André Gide, Les Faux‑Monnayeurs : roman d’expérimentation et quête d’authenticité

Les Faux-Monnayeurs d'André Gide - Vous connaissez ?

Les Faux‑Monnayeurs, publié en 1925, est considéré comme le seul roman qu’André Gide ait lui‑même voulu désigner comme tel, après une carrière déjà riche en récits, essais et journaux. Loin du roman linéaire et réaliste du XIXᵉ siècle, Gide élabore ici une œuvre pluraliste, expérimentale, presque ouverte — un laboratoire littéraire qui entremêle voix, intrigues et niveaux de discours pour interroger ce qu’est l’authenticité, dans la littérature comme dans la vie.

Ce roman est non seulement une histoire, mais aussi une réflexion sur le roman lui-même, ses formes, ses promesses et le rôle du lecteur dans la création de sens.


1. Une forme qui fait sens : construction et polyphonie

Dès les premières pages, lorsque Bernard Profitendieu découvre qu’il n’est pas le fils biologique de celui qu’il appelle “père”, le roman s’éloigne du récit unique. Plusieurs trajectoires s’enchevêtrent : Bernard, Olivier Molinier, Édouard — écrivain en quête de roman — et d’autres encore forment un réseau d’intrigues parallèles.

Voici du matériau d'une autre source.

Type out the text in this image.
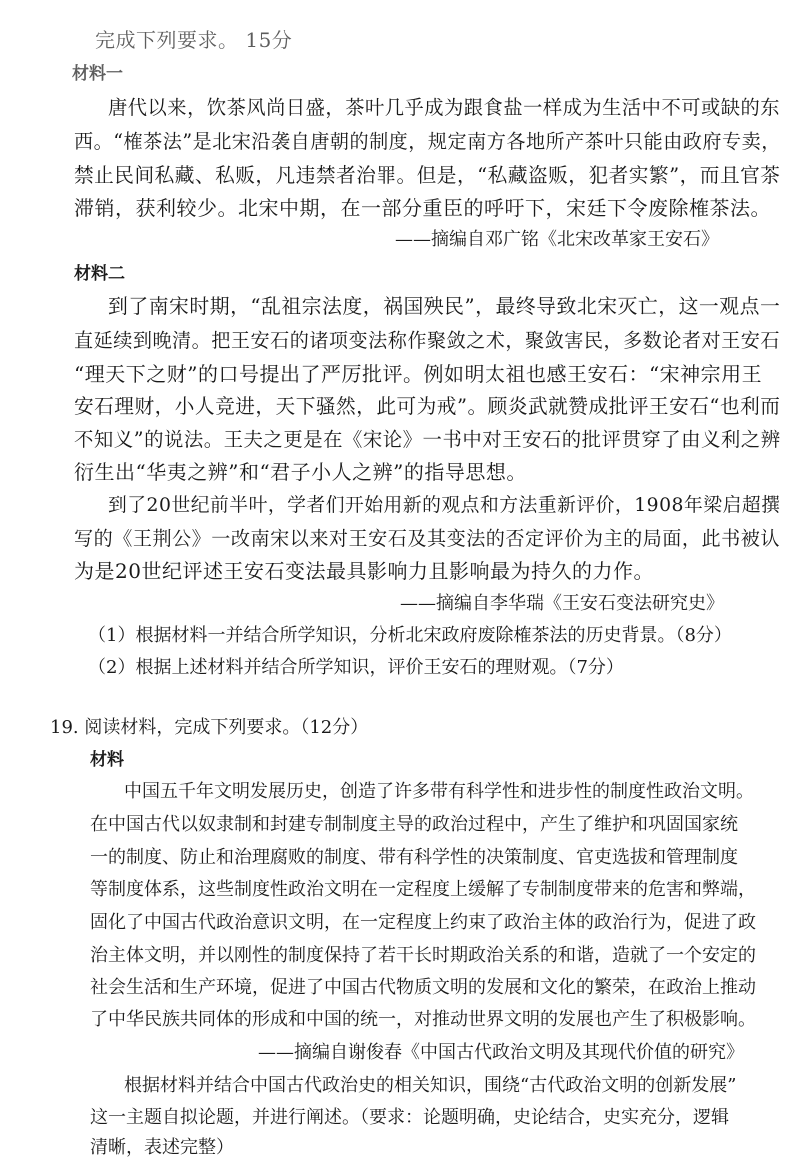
完成下列要求。 15分
材料一
唐代以来，饮茶风尚日盛，茶叶几乎成为跟食盐一样成为生活中不可或缺的东
西。“榷茶法”是北宋沿袭自唐朝的制度，规定南方各地所产茶叶只能由政府专卖，
禁止民间私藏、私贩，凡违禁者治罪。但是，“私藏盗贩，犯者实繁”，而且官茶
滞销，获利较少。北宋中期，在一部分重臣的呼吁下，宋廷下令废除榷茶法。
——摘编自邓广铭《北宋改革家王安石》
材料二
到了南宋时期，“乱祖宗法度，祸国殃民”，最终导致北宋灭亡，这一观点一
直延续到晚清。把王安石的诸项变法称作聚敛之术，聚敛害民，多数论者对王安石
“理天下之财”的口号提出了严厉批评。例如明太祖也感王安石：“宋神宗用王
安石理财，小人竞进，天下骚然，此可为戒”。顾炎武就赞成批评王安石“也利而
不知义”的说法。王夫之更是在《宋论》一书中对王安石的批评贯穿了由义利之辨
衍生出“华夷之辨”和“君子小人之辨”的指导思想。
到了20世纪前半叶，学者们开始用新的观点和方法重新评价，1908年梁启超撰
写的《王荆公》一改南宋以来对王安石及其变法的否定评价为主的局面，此书被认
为是20世纪评述王安石变法最具影响力且影响最为持久的力作。
——摘编自李华瑞《王安石变法研究史》
（1）根据材料一并结合所学知识，分析北宋政府废除榷茶法的历史背景。（8分）
（2）根据上述材料并结合所学知识，评价王安石的理财观。（7分）
19. 阅读材料，完成下列要求。（12分）
材料
中国五千年文明发展历史，创造了许多带有科学性和进步性的制度性政治文明。
在中国古代以奴隶制和封建专制制度主导的政治过程中，产生了维护和巩固国家统
一的制度、防止和治理腐败的制度、带有科学性的决策制度、官吏选拔和管理制度
等制度体系，这些制度性政治文明在一定程度上缓解了专制制度带来的危害和弊端，
固化了中国古代政治意识文明，在一定程度上约束了政治主体的政治行为，促进了政
治主体文明，并以刚性的制度保持了若干长时期政治关系的和谐，造就了一个安定的
社会生活和生产环境，促进了中国古代物质文明的发展和文化的繁荣，在政治上推动
了中华民族共同体的形成和中国的统一，对推动世界文明的发展也产生了积极影响。
——摘编自谢俊春《中国古代政治文明及其现代价值的研究》
根据材料并结合中国古代政治史的相关知识，围绕“古代政治文明的创新发展”
这一主题自拟论题，并进行阐述。（要求：论题明确，史论结合，史实充分，逻辑
清晰，表述完整）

Le roman adopte une forme profondément fragmentée : narration à la troisième personne, lettres, journal intime, dialogues. Et surtout, la mise en abyme du roman dans le roman, puisque le personnage d’Édouard projette d’écrire un livre intitulé… Les Faux‑Monnayeurs. Cette structure “cubiste”, où les points de vue se multiplient sans jamais s’unifier, traduit l’intention de Gide : faire du roman une forme vivante, instable, qui épouse la complexité du réel.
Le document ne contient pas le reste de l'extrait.